Frederick Wiseman est avant tout un chercheur et admet lui-même tourner ses documentaires comme des phases de recherches. A partir de centaine d’heures de tournage, il n’en conserve qu’un infime partie qu’il tente d’ordonner. Pour Law and Order, cela donne donc une série assez hétéroclite de scènes de vie de la police de Kansas City, majoritairement dans les quartiers noirs et de la ville.

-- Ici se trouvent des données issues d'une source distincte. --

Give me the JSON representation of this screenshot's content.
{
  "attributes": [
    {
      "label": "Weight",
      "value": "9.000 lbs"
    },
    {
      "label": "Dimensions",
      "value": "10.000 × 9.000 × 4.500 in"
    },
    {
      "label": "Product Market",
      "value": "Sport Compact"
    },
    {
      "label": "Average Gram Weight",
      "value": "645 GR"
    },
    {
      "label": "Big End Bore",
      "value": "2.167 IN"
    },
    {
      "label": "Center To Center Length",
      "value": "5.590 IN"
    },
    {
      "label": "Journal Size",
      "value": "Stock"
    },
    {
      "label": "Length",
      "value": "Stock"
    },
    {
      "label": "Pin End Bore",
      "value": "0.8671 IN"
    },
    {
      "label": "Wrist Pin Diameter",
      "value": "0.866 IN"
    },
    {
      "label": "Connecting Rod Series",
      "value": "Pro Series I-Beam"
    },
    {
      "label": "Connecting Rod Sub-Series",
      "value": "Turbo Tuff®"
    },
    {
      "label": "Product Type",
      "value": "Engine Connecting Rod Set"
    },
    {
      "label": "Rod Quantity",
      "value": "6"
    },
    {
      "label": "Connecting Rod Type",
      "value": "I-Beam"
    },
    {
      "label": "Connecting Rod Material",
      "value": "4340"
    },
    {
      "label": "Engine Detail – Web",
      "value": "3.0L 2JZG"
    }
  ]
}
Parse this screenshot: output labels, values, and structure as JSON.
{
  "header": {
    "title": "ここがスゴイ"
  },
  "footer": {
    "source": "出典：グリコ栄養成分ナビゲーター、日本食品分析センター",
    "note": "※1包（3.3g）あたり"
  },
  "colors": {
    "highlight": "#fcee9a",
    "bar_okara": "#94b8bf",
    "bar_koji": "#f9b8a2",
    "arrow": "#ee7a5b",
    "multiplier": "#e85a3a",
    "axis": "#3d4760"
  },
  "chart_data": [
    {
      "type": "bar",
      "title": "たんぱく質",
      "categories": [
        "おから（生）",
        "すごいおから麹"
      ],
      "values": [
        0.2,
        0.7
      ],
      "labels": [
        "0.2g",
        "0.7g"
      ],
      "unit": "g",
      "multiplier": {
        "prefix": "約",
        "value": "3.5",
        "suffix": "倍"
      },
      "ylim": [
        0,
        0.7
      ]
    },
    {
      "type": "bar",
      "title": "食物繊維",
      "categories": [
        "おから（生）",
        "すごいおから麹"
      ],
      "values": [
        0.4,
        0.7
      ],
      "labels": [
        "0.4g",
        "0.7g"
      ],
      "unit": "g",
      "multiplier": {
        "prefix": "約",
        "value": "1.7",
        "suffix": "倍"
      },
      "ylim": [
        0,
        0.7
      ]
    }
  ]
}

En suivant quotidiennement les patrouilles, le film met en avant le travail de médiation et de proximité de la police, dans un sens du service aux populations. Il n’en masque pas pour autant le racisme systémique et la violence ordinaire des policiers. Par moment, on se demande si les policiers n’oublient pas qu’ils sont filmés, tant ils opèrent dans une forme d’impunité. Par l’absence total de grille de lecture (pas de cartons en début de film, pas de voix off, une observation très en retrait), Wiseman cherche à rester le plus neutre possible dans une observation presque sans jugement.
Si le travail est ainsi très intéressant, et qu’il est bien sûr indispensable de le replacer dans le contexte des années 60 dans le sud des Etats-Unis, Law and Order souligne les questions inhérentes au documentaire de société. En ne gardant que certaines scènes, en les agençant selon un ordre qui lui semble pertinent, Wiseman n’est jamais neutre. Et pourtant, l’aspect disparate des séquences ne permettent pas de déterminer l’angle ou le point de vue, et par la même la finalité d’une telle œuvre. Il en résulte un documentaire fascinant, complexe mais déroutant, dont on ne sait que retenir.